December 19, 2013
The movie logWednesday, August 14, 2013
Basket Case: Not for those easily offended by cheap gore
Duane Bradley, an innocent, gawky guy arrives in Manhattan on a dark night. He carries a mysterious looking basket with him. He checks into a dirty, shabby-looking hotel called Hotel Broslin. As was to be expected, people begin to ask him what’s in the basket. But no matter how many times people ask, Duane won’t tell them a thing. It makes sense. For what’s in it is his deformed Siamese twin brother Belial. He was surgically removed by a couple of doctors when Duane was only a child. Not that anybody asked them if they wanted to be separated. Well, it so happens they didn’t want to be apart at any cost. So now, many years later, Duane and Belial plan to execute a gruesome revenge on those doctors — whom, in addition, left Belial for dead after the surgery. What these odd brothers did not expect is that a cute, kind girl would appear along the way. Almost instantly, Duane falls for her, which makes Belial angry and jealous. From then on, bloody carnage is underway. I mean, Belial is not about to let a mere slip of a girl take away his brother from him.
Frank Henenlotter’s Basket Case (1982) is an ultra-cheap production that benefits from a highly enterprising premise which has been carried out with much creative flair, and not without a good dose of bizarre elements. You might call it a demented movie and you’d be dead right. It’s the kind of film that’s definitely not intended for those who are easily offended by what you could call bad taste. It’s a smutty exploitation movie surprisingly filled with a joyous charm, sleazy nudity, an over-abundance of over-the-top blood and gore, sharp black humour, and very amateurish acting. This cheesy fare is actually downright hilarious because of its small budget of US$35,000, and the fact that it was shot on 16mm adds to the overall sense of looking like a home movie. Moreover, it was shot on location when the vile streets were filled with sordid activity. Hence, its really gritty and scummy texture that’s simply unpleasant in nature.
As for the rundown hotel, let’s say the best thing about it is that it provides a whole lot of vivid characters living in a decaying environment, where innocence or lightness has no place whatsoever. But things are a bit more complex. For Basket Case’s realistic feel is also combined with some dreamlike scenes cleverly staged. On top of it, the absurd plot might be on the unusual side and have some confusing spots, but it simply draws you in because of the special bond Duane and Belial share, which makes their relationship rather sympathetic. The bleak conclusion is pretty memorable too. The shady script is very ordinary, but what redeems it is the genuine wit that finds it way into the picture. You’d think that a film with these characteristics would have a hard time succeeding, and yet Basket Case soon developed a cult following – as some similar bizarre movies from the ’80s did too.

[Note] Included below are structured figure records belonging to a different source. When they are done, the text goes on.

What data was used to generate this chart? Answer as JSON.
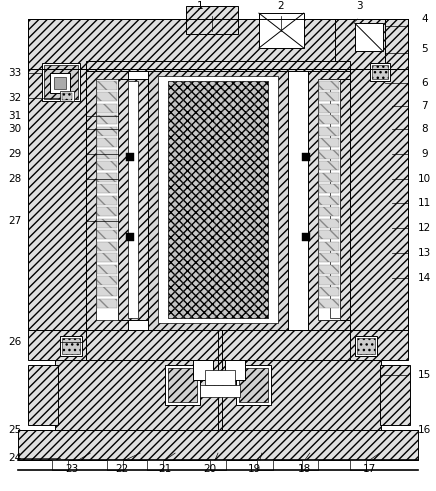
{
  "fig_width": 4.36,
  "fig_height": 4.91,
  "dpi": 100,
  "bg_color": "#ffffff",
  "line_color": "#000000",
  "line_width": 0.7,
  "label_fontsize": 7.5
}
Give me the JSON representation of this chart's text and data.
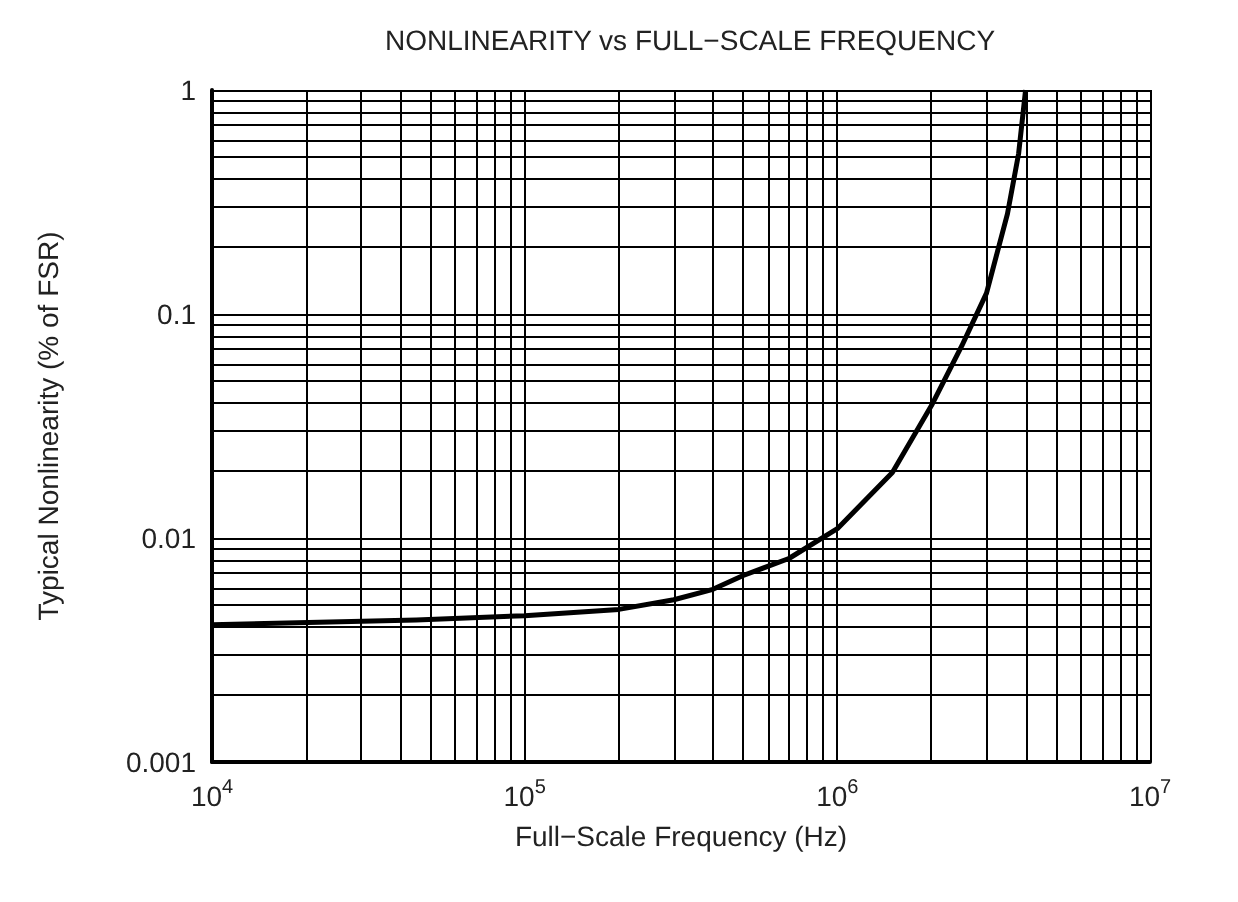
{
  "chart_data": {
    "type": "line",
    "title": "NONLINEARITY vs FULL−SCALE FREQUENCY",
    "xlabel": "Full−Scale Frequency (Hz)",
    "ylabel": "Typical Nonlinearity (% of FSR)",
    "series": [
      {
        "color": "#000000",
        "x": [
          10000,
          45000,
          100000,
          200000,
          300000,
          400000,
          500000,
          700000,
          1000000,
          1500000,
          2000000,
          2500000,
          3000000,
          3500000,
          3800000,
          4000000
        ],
        "values": [
          0.0041,
          0.0043,
          0.0045,
          0.0048,
          0.0053,
          0.0059,
          0.0068,
          0.0081,
          0.011,
          0.0196,
          0.039,
          0.072,
          0.124,
          0.28,
          0.52,
          1.0
        ]
      }
    ],
    "log": "xy",
    "xlim": [
      10000,
      10000000
    ],
    "ylim": [
      0.001,
      1
    ],
    "xticks": [
      {
        "value": 10000,
        "label": "10$^{4}$"
      },
      {
        "value": 100000,
        "label": "10$^{5}$"
      },
      {
        "value": 1000000,
        "label": "10$^{6}$"
      },
      {
        "value": 10000000,
        "label": "10$^{7}$"
      }
    ],
    "yticks": [
      0.001,
      0.01,
      0.1,
      1
    ],
    "grid": true,
    "marker": "none",
    "line_style": "solid"
  }
}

The acting leaves a lot to be desired because these performers are either enthusiastically inept or pretty limp, but it just adds more to the vibrant charm and playful interplay between the cast. In fact, the actors were pals of the director. One case in point is Kevin Van Hentenryck, who is perfect in the lead role. Granted, acting-wise he’s weak, but his persona always feels right. Also Terri Susan Smith as Duane’s love interest is remarkably enticing, whereas Beverly Bonner as one of the tenants of the Hotel Broslin and Robert Vogel are engaging and pretty funny.

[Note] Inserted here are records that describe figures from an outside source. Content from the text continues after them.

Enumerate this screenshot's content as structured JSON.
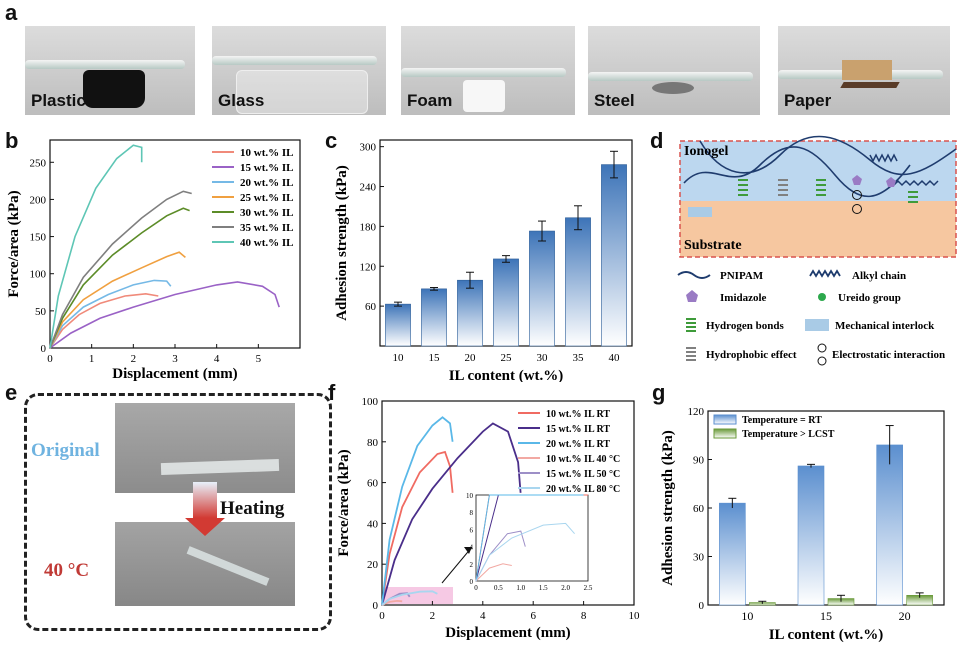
{
  "panel_labels": {
    "a": "a",
    "b": "b",
    "c": "c",
    "d": "d",
    "e": "e",
    "f": "f",
    "g": "g"
  },
  "panel_a": {
    "captions": [
      "Plastic",
      "Glass",
      "Foam",
      "Steel",
      "Paper"
    ]
  },
  "chart_data": [
    {
      "panel": "b",
      "type": "line",
      "xlabel": "Displacement (mm)",
      "ylabel": "Force/area (kPa)",
      "xlim": [
        0,
        6
      ],
      "ylim": [
        0,
        280
      ],
      "xticks": [
        0,
        1,
        2,
        3,
        4,
        5
      ],
      "yticks": [
        0,
        50,
        100,
        150,
        200,
        250
      ],
      "legend_position": "top-right",
      "series": [
        {
          "name": "10 wt.% IL",
          "color": "#f08a7a",
          "points": [
            [
              0,
              0
            ],
            [
              0.3,
              25
            ],
            [
              0.7,
              45
            ],
            [
              1.2,
              60
            ],
            [
              1.8,
              70
            ],
            [
              2.3,
              73
            ],
            [
              2.6,
              70
            ]
          ]
        },
        {
          "name": "15 wt.% IL",
          "color": "#9a62c6",
          "points": [
            [
              0,
              0
            ],
            [
              0.5,
              20
            ],
            [
              1.2,
              40
            ],
            [
              2,
              55
            ],
            [
              3,
              72
            ],
            [
              4,
              85
            ],
            [
              4.5,
              89
            ],
            [
              5.1,
              83
            ],
            [
              5.4,
              72
            ],
            [
              5.5,
              55
            ]
          ]
        },
        {
          "name": "20 wt.% IL",
          "color": "#75b9e6",
          "points": [
            [
              0,
              0
            ],
            [
              0.3,
              30
            ],
            [
              0.8,
              55
            ],
            [
              1.4,
              72
            ],
            [
              2,
              85
            ],
            [
              2.5,
              91
            ],
            [
              2.8,
              90
            ],
            [
              2.9,
              83
            ]
          ]
        },
        {
          "name": "25 wt.% IL",
          "color": "#f0a040",
          "points": [
            [
              0,
              0
            ],
            [
              0.3,
              35
            ],
            [
              0.8,
              65
            ],
            [
              1.5,
              90
            ],
            [
              2.2,
              108
            ],
            [
              2.8,
              123
            ],
            [
              3.1,
              129
            ],
            [
              3.25,
              122
            ]
          ]
        },
        {
          "name": "30 wt.% IL",
          "color": "#5c8c28",
          "points": [
            [
              0,
              0
            ],
            [
              0.3,
              40
            ],
            [
              0.8,
              85
            ],
            [
              1.5,
              125
            ],
            [
              2.2,
              155
            ],
            [
              2.8,
              178
            ],
            [
              3.2,
              188
            ],
            [
              3.35,
              185
            ]
          ]
        },
        {
          "name": "35 wt.% IL",
          "color": "#7f7f7f",
          "points": [
            [
              0,
              0
            ],
            [
              0.3,
              45
            ],
            [
              0.8,
              95
            ],
            [
              1.5,
              140
            ],
            [
              2.2,
              175
            ],
            [
              2.8,
              200
            ],
            [
              3.2,
              211
            ],
            [
              3.4,
              208
            ]
          ]
        },
        {
          "name": "40 wt.% IL",
          "color": "#5ec6b5",
          "points": [
            [
              0,
              0
            ],
            [
              0.2,
              70
            ],
            [
              0.6,
              150
            ],
            [
              1.1,
              215
            ],
            [
              1.6,
              255
            ],
            [
              2,
              273
            ],
            [
              2.2,
              270
            ],
            [
              2.2,
              250
            ]
          ]
        }
      ]
    },
    {
      "panel": "c",
      "type": "bar",
      "xlabel": "IL content (wt.%)",
      "ylabel": "Adhesion strength (kPa)",
      "categories": [
        "10",
        "15",
        "20",
        "25",
        "30",
        "35",
        "40"
      ],
      "values": [
        63,
        86,
        99,
        131,
        173,
        193,
        273
      ],
      "errors": [
        3,
        2,
        12,
        5,
        15,
        18,
        20
      ],
      "ylim": [
        0,
        310
      ],
      "yticks": [
        60,
        120,
        180,
        240,
        300
      ]
    },
    {
      "panel": "f",
      "type": "line",
      "xlabel": "Displacement (mm)",
      "ylabel": "Force/area (kPa)",
      "xlim": [
        0,
        10
      ],
      "ylim": [
        0,
        100
      ],
      "xticks": [
        0,
        2,
        4,
        6,
        8,
        10
      ],
      "yticks": [
        0,
        20,
        40,
        60,
        80,
        100
      ],
      "legend_position": "top-right",
      "series": [
        {
          "name": "10 wt.% IL RT",
          "color": "#f06b62",
          "points": [
            [
              0,
              0
            ],
            [
              0.3,
              25
            ],
            [
              0.8,
              48
            ],
            [
              1.5,
              65
            ],
            [
              2.2,
              74
            ],
            [
              2.5,
              75
            ],
            [
              2.7,
              68
            ],
            [
              2.8,
              55
            ]
          ]
        },
        {
          "name": "15 wt.% IL RT",
          "color": "#4a2e8a",
          "points": [
            [
              0,
              0
            ],
            [
              0.5,
              22
            ],
            [
              1.2,
              42
            ],
            [
              2,
              57
            ],
            [
              3,
              72
            ],
            [
              4,
              85
            ],
            [
              4.4,
              89
            ],
            [
              5,
              85
            ],
            [
              5.4,
              70
            ],
            [
              5.5,
              55
            ]
          ]
        },
        {
          "name": "20 wt.% IL RT",
          "color": "#5ab8e8",
          "points": [
            [
              0,
              0
            ],
            [
              0.3,
              32
            ],
            [
              0.8,
              58
            ],
            [
              1.4,
              78
            ],
            [
              2,
              88
            ],
            [
              2.4,
              92
            ],
            [
              2.7,
              89
            ],
            [
              2.8,
              80
            ]
          ]
        },
        {
          "name": "10 wt.% IL 40 °C",
          "color": "#f2a9a3",
          "points": [
            [
              0,
              0
            ],
            [
              0.3,
              1.5
            ],
            [
              0.6,
              2
            ],
            [
              0.8,
              1.8
            ]
          ]
        },
        {
          "name": "15 wt.% IL 50 °C",
          "color": "#9d8fc7",
          "points": [
            [
              0,
              0
            ],
            [
              0.3,
              3
            ],
            [
              0.7,
              5.5
            ],
            [
              1,
              5.8
            ],
            [
              1.1,
              4
            ]
          ]
        },
        {
          "name": "20 wt.% IL 80 °C",
          "color": "#a9d6ef",
          "points": [
            [
              0,
              0
            ],
            [
              0.3,
              3
            ],
            [
              0.8,
              5
            ],
            [
              1.5,
              6.5
            ],
            [
              2,
              6.7
            ],
            [
              2.2,
              5.5
            ]
          ]
        }
      ],
      "inset": {
        "xlim": [
          0,
          2.5
        ],
        "ylim": [
          0,
          10
        ],
        "xticks": [
          0,
          0.5,
          1,
          1.5,
          2,
          2.5
        ],
        "yticks": [
          0,
          2,
          4,
          6,
          8,
          10
        ],
        "xtick_labels": [
          "0",
          "0.5",
          "1.0",
          "1.5",
          "2.0",
          "2.5"
        ],
        "ytick_labels": [
          "0",
          "2",
          "4",
          "6",
          "8",
          "10"
        ]
      }
    },
    {
      "panel": "g",
      "type": "bar",
      "xlabel": "IL content (wt.%)",
      "ylabel": "Adhesion strength (kPa)",
      "categories": [
        "10",
        "15",
        "20"
      ],
      "ylim": [
        0,
        120
      ],
      "yticks": [
        0,
        30,
        60,
        90,
        120
      ],
      "legend_position": "top-left",
      "series": [
        {
          "name": "Temperature = RT",
          "color": "#5b8fcf",
          "values": [
            63,
            86,
            99
          ],
          "errors": [
            3,
            1,
            12
          ]
        },
        {
          "name": "Temperature > LCST",
          "color": "#6a9a3a",
          "values": [
            1.5,
            4,
            6
          ],
          "errors": [
            0.8,
            2,
            1.5
          ]
        }
      ]
    }
  ],
  "panel_d": {
    "ionogel_label": "Ionogel",
    "substrate_label": "Substrate",
    "legend": [
      {
        "icon": "wavy-line-icon",
        "label": "PNIPAM"
      },
      {
        "icon": "alkyl-chain-icon",
        "label": "Alkyl chain"
      },
      {
        "icon": "pentagon-icon",
        "label": "Imidazole"
      },
      {
        "icon": "green-dot-icon",
        "label": "Ureido group"
      },
      {
        "icon": "green-bars-icon",
        "label": "Hydrogen bonds"
      },
      {
        "icon": "blue-rect-icon",
        "label": "Mechanical interlock"
      },
      {
        "icon": "gray-bars-icon",
        "label": "Hydrophobic effect"
      },
      {
        "icon": "plus-minus-icon",
        "label": "Electrostatic interaction"
      }
    ],
    "colors": {
      "ionogel": "#bcd7ef",
      "substrate": "#f6c7a0",
      "border": "#d9534f"
    }
  },
  "panel_e": {
    "original_label": "Original",
    "heating_label": "Heating",
    "temp_label": "40 °C",
    "colors": {
      "original": "#6fb3e0",
      "temp": "#c03a36",
      "arrow": "#d23a33"
    }
  }
}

But the star of picture is Belial, a pretty rubbery monster that comes up with some surprises. Even though the stop-motion animation is poorly executed, it makes for effective and entertaining sequences. Take the times when Belial gets mad and even, for instance. Red plaint gets splashed about quite a lot and the sound effects do convey quite well the ripping and tearing Belial inflicts. As for the cinematography, it’s actually well-designed too. Plus there are also some POV shots from Belial that are sometimes pretty scary.
This humorous, grisly cult-favourite sure does pay off, and believe it or not, its two sequels are equally, if not more, attractive — even if they lack the original’s grimy outlook. They provide some jaw-dropping make-up effects that you surely won’t see coming at all.